Can Japan Harness Burning Ice?

Includes: BP, COP, CVX, HAL, RDS.A
by: Investment U

By Justin Dove

Japan announced Monday that it has plans to start testing the offshore extraction of methane hydrates by the end of fiscal 2012.

Methane hydrates, called burning ice, are frozen deposits of methane that may be possible to safely extract. Methane is a clean burning fuel, but the gas itself is a source of aggravation to environmentalists.

Although frozen methane deposits are mostly found near the ocean floor, Japan successfully extracted some of these deposits in 2008 by land in the Canadian permafrost. These offshore attempts will be the first of their kind. If Japan can pull it off, the implications could be huge.

Brad Tomer, former director of the Department of Energy’s Strategic Center for Natural Gas and Oil, told Popular Mechanics in 2006 that “there’s more energy potential locked up in methane hydrate formations across the world than in all other fossil energy resources combined.”

Oil Companies Begin Burning Ice Research

With so much energy potential, methane hydrates have certainly gotten attention from the U.S. Department of Energy and the largest oil companies. The research and development isn’t as far along as Japan’s, but it’s gaining steam.

Here are some of the major players and their roles:

  • ConocoPhillips (NYSE: COP) is leading a field experiment in Alaska to test a method of pumping carbon dioxide into these hydrates. The idea is that the carbon would replace the methane with the methane being released for extraction. This method may be attractive to oil companies because they can use waste carbon dioxide that must be extracted from natural gas. The biggest hang-up is that it’s a slow process.
  • British Petroleum plc. (NYSE: BP) is working with the DOE and USGS at testing the viability of the other method of extraction, called depressurization. This method would send a tube into the borehole. By reducing the pressure within the tube, it would melt the methane ice and create a flow of gas. This method would be environmentally safer, since the gas would be contained in the tube. The problem is, it could potentially disrupt the sediment, leading to costly impingement of the tube.
  • Chevron (NYSE: CVX) and Halliburton (NYSE: HAL), along with ConocoPhillips, are part of a large-scale research project in the Gulf of Mexico.
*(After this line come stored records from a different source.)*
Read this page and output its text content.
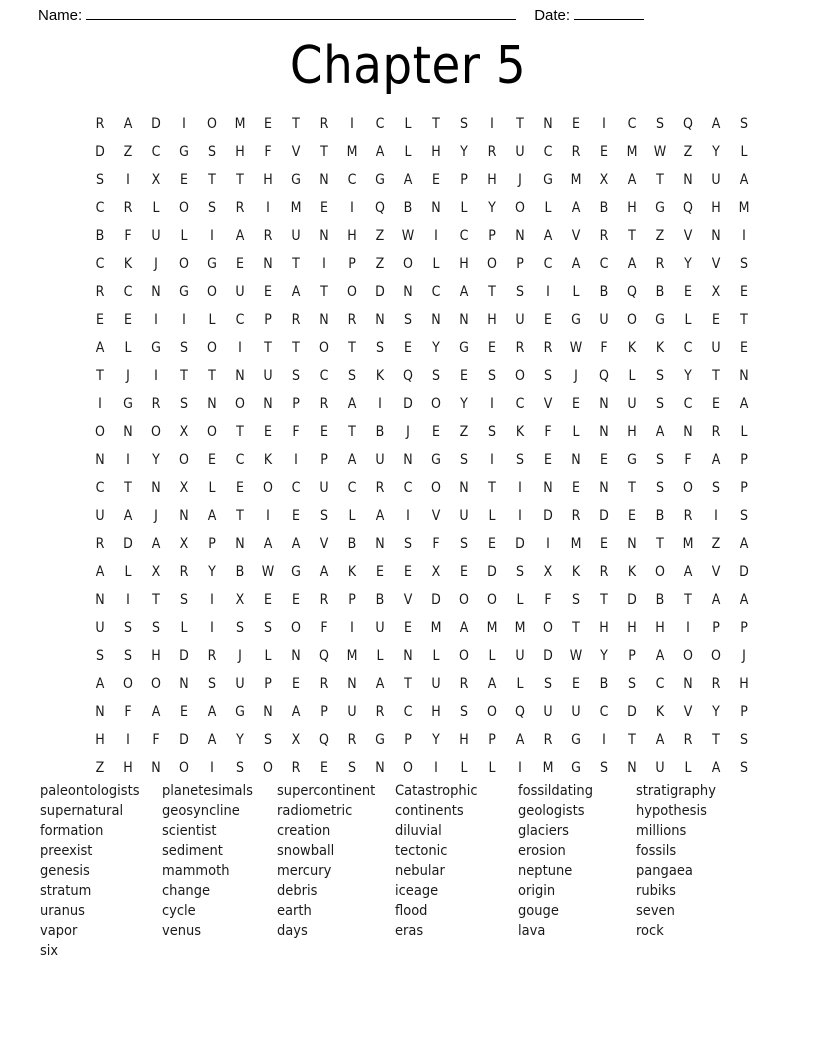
Name:	Date:
Chapter 5
R	A	D	I	O	M	E	T	R	I	C	L	T	S	I	T	N	E	I	C	S	Q	A	S
D	Z	C	G	S	H	F	V	T	M	A	L	H	Y	R	U	C	R	E	M	W	Z	Y	L
S	I	X	E	T	T	H	G	N	C	G	A	E	P	H	J	G	M	X	A	T	N	U	A
C	R	L	O	S	R	I	M	E	I	Q	B	N	L	Y	O	L	A	B	H	G	Q	H	M
B	F	U	L	I	A	R	U	N	H	Z	W	I	C	P	N	A	V	R	T	Z	V	N	I
C	K	J	O	G	E	N	T	I	P	Z	O	L	H	O	P	C	A	C	A	R	Y	V	S
R	C	N	G	O	U	E	A	T	O	D	N	C	A	T	S	I	L	B	Q	B	E	X	E
E	E	I	I	L	C	P	R	N	R	N	S	N	N	H	U	E	G	U	O	G	L	E	T
A	L	G	S	O	I	T	T	O	T	S	E	Y	G	E	R	R	W	F	K	K	C	U	E
T	J	I	T	T	N	U	S	C	S	K	Q	S	E	S	O	S	J	Q	L	S	Y	T	N
I	G	R	S	N	O	N	P	R	A	I	D	O	Y	I	C	V	E	N	U	S	C	E	A
O	N	O	X	O	T	E	F	E	T	B	J	E	Z	S	K	F	L	N	H	A	N	R	L
N	I	Y	O	E	C	K	I	P	A	U	N	G	S	I	S	E	N	E	G	S	F	A	P
C	T	N	X	L	E	O	C	U	C	R	C	O	N	T	I	N	E	N	T	S	O	S	P
U	A	J	N	A	T	I	E	S	L	A	I	V	U	L	I	D	R	D	E	B	R	I	S
R	D	A	X	P	N	A	A	V	B	N	S	F	S	E	D	I	M	E	N	T	M	Z	A
A	L	X	R	Y	B	W	G	A	K	E	E	X	E	D	S	X	K	R	K	O	A	V	D
N	I	T	S	I	X	E	E	R	P	B	V	D	O	O	L	F	S	T	D	B	T	A	A
U	S	S	L	I	S	S	O	F	I	U	E	M	A	M	M	O	T	H	H	H	I	P	P
S	S	H	D	R	J	L	N	Q	M	L	N	L	O	L	U	D	W	Y	P	A	O	O	J
A	O	O	N	S	U	P	E	R	N	A	T	U	R	A	L	S	E	B	S	C	N	R	H
N	F	A	E	A	G	N	A	P	U	R	C	H	S	O	Q	U	U	C	D	K	V	Y	P
H	I	F	D	A	Y	S	X	Q	R	G	P	Y	H	P	A	R	G	I	T	A	R	T	S
Z	H	N	O	I	S	O	R	E	S	N	O	I	L	L	I	M	G	S	N	U	L	A	S
paleontologists
supernatural
formation
preexist
genesis
stratum
uranus
vapor
six
planetesimals
geosyncline
scientist
sediment
mammoth
change
cycle
venus
supercontinent
radiometric
creation
snowball
mercury
debris
earth
days
Catastrophic
continents
diluvial
tectonic
nebular
iceage
flood
eras
fossildating
geologists
glaciers
erosion
neptune
origin
gouge
lava
stratigraphy
hypothesis
millions
fossils
pangaea
rubiks
seven
rock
This is a three-phase project where the first two phases are aimed at determining the safety issues that these hydrates pose on existing conventional oil wells. The third phase will determine the abundance and locations of hydrate deposits that may be extractable.

If Japan’s experiment pans out, expect these companies to benefit the most from methane hydrate extraction. Keep in mind that this is still 10 to 15 years out according to most analysts.

Creative Ways to Access Natural Gas

David Fessler recently wrote about the trends pushing demand in his liquefied natural gas outlook for 2012. Also, recent developments have emerged with Royal Dutch Shell (NYSE: RDS.A) and its Prelude floating LNG facility that look to help fill Asia’s growing appetite for natural gas.

Japan’s latest development in methane hydrates is further testament to the growing need for natural gas and the creative measures that people are taking to procure these resources.

Unlike the big oil companies, Japan’s motivation is more political than financial. It imports 99 percent of its oil and gas. Although Japan has had this technology in the pipeline for a few years, the Great East Japan Earthquake in March amplified the need for some level of energy independence.

Power outages rolled on for days with no guarantees on natural gas delivery, along with high prices due to speculators. According to estimates, there’s enough methane hydrate off Japan’s shores to supply the country’s needs for approximately 14 years.

Burning Ice Poses Serious Environmental Risks

Japan may want to curb foreign dependence on oil, but there are still doubts about whether extracting methane from the ocean floor would be worth the environmental risks.

Methane is known to trap heat in the atmosphere 21 times more effectively than carbon dioxide. Geologists have linked higher compositions of methane in the atmosphere to mass extinctions in the distant past.

Also, the decomposition of hydrates near the surface of the seafloor could even trigger tsunamis by causing landslides on the continental slope.

Despite these worries, the Japan Oil, Gas and Metals National Corporation feels that the hydrates are safe.

“Can environmental disaster happen by gas hydrate production? The answer is no,” Koji Yamamoto, a project director for the Japan Oil, Gas and Metals National Corporation, told The Asia Times in December 2009.

The jury is still out on effects on the environment and even the profitability of extracting methane hydrates, but Japan is determined to find out first.